(2021-04-18) Torenberg How The Internet Ate Media

Erik Torenberg: How the Internet Ate Media. Many people long for a world pre-Twitter, where we all had a shared sense of reality, but that world isn’t coming back. We’ll discuss why in this piece.

The book Infamous Scribblers chronicles the history of the news business and makes the case that the fragmentation we see in media today has been the norm throughout history, and the consolidation of the last 50 years was the aberration.

Social media increased the number of voices in the public sphere, which also increased the number of truths and versions of reality someone could believe.

As a result, we see more distrust in society because we can’t seem to reconcile which version of reality is more “true” than another.

in 2010, Facebook expanded well beyond colleges, and now suddenly all these people could speak who could never speak to each before. Now we knew what everyone was thinking all the time, and it was problematic.

Before social media, a wide swath of the population was just utterly ignored by traditional print/audio/visual media — they never heard what each other had to think. This was the original filter bubble.

Martin Gurri has cataloged the different revolutions in information, detailing each one's social impacts.

Twitter is an interesting case study, because it’s basically eaten all of media.

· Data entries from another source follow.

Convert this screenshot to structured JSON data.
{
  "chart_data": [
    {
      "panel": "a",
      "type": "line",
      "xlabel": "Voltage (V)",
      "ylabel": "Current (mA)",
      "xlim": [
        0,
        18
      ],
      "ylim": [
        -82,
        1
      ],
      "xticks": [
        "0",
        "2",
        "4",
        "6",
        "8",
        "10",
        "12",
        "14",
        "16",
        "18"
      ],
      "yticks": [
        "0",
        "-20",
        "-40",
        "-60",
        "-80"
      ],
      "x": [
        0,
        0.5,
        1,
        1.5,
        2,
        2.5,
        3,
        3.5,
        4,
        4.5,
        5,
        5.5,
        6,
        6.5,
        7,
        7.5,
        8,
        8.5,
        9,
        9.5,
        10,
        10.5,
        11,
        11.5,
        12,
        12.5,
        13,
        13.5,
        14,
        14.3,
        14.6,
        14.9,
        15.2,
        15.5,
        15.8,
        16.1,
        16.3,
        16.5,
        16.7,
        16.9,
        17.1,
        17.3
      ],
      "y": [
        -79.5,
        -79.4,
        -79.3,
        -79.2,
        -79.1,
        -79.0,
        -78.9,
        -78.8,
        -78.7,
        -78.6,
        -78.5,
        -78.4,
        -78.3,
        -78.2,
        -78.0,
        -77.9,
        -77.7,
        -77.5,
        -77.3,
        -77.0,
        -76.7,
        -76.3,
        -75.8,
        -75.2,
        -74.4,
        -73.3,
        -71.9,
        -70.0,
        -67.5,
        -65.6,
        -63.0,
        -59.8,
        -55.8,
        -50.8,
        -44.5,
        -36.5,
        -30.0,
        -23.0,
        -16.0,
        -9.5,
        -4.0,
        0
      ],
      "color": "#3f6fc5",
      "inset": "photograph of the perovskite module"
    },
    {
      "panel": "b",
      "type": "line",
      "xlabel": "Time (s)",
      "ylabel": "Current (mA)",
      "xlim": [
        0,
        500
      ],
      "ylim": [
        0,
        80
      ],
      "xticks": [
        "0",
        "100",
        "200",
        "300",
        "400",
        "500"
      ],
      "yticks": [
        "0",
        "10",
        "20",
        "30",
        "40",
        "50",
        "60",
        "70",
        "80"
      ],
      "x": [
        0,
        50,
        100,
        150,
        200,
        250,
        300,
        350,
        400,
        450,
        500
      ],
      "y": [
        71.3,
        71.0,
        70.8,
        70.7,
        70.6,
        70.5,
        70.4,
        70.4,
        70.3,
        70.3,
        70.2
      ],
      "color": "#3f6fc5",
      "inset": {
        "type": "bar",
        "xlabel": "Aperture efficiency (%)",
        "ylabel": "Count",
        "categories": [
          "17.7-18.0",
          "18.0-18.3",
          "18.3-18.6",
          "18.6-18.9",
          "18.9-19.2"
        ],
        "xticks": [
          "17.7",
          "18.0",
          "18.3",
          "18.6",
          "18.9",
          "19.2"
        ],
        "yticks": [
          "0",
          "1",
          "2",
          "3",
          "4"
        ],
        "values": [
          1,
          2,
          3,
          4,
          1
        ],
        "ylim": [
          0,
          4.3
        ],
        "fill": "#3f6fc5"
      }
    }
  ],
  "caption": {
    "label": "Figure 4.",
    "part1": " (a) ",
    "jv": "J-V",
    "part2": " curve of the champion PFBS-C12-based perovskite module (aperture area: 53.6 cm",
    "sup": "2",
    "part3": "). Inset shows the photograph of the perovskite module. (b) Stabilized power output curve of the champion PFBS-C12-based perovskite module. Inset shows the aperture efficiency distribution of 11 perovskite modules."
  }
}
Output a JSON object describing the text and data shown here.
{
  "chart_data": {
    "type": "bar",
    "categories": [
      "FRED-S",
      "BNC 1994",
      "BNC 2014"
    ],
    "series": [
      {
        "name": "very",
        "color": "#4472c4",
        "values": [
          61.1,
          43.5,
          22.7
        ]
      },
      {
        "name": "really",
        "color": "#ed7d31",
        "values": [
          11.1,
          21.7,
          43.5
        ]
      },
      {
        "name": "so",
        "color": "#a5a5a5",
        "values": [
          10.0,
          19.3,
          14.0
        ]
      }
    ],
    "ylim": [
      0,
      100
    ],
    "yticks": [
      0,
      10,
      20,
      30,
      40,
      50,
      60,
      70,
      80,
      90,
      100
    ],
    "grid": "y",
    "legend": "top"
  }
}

People sometimes say "Twitter isn't the real world", which is to say that activity on Twitter is just a small % of the population

Whoever you think influences the "real world" — journalists, media companies, educators — they're all strongly influenced by Twitter.

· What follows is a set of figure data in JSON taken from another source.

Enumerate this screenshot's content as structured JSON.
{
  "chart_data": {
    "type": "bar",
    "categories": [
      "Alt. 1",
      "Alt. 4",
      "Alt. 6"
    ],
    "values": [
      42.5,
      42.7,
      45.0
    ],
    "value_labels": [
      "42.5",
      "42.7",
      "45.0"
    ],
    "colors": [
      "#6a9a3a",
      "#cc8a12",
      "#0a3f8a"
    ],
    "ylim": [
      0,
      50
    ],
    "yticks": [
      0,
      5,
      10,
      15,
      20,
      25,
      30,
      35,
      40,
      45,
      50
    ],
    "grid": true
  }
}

To understand this, a friend gave me the framework of the "OODA Loop"

the idea being the faster you move through the loop, the harder it is for your opponent to understand reality, thus hurting their decision making ability

one of my theories is that the internet offers a hyper-accelerated OODA loop, and Twitter is the fastest loop across the entire internet

TV & newspapers are too slow. By the time they've aired, their stories are already old news. Twitter is always more up to date

So that begs the question: was pre-internet journalism better than what we see today?

the same social media platforms that changed the business of journalism also changed our perceptions of it.

The fragmentation will lead to new cultures, ways of thinking, new ideas, and ultimately more cultural innovation.

the internet ate media, and there’s no going back.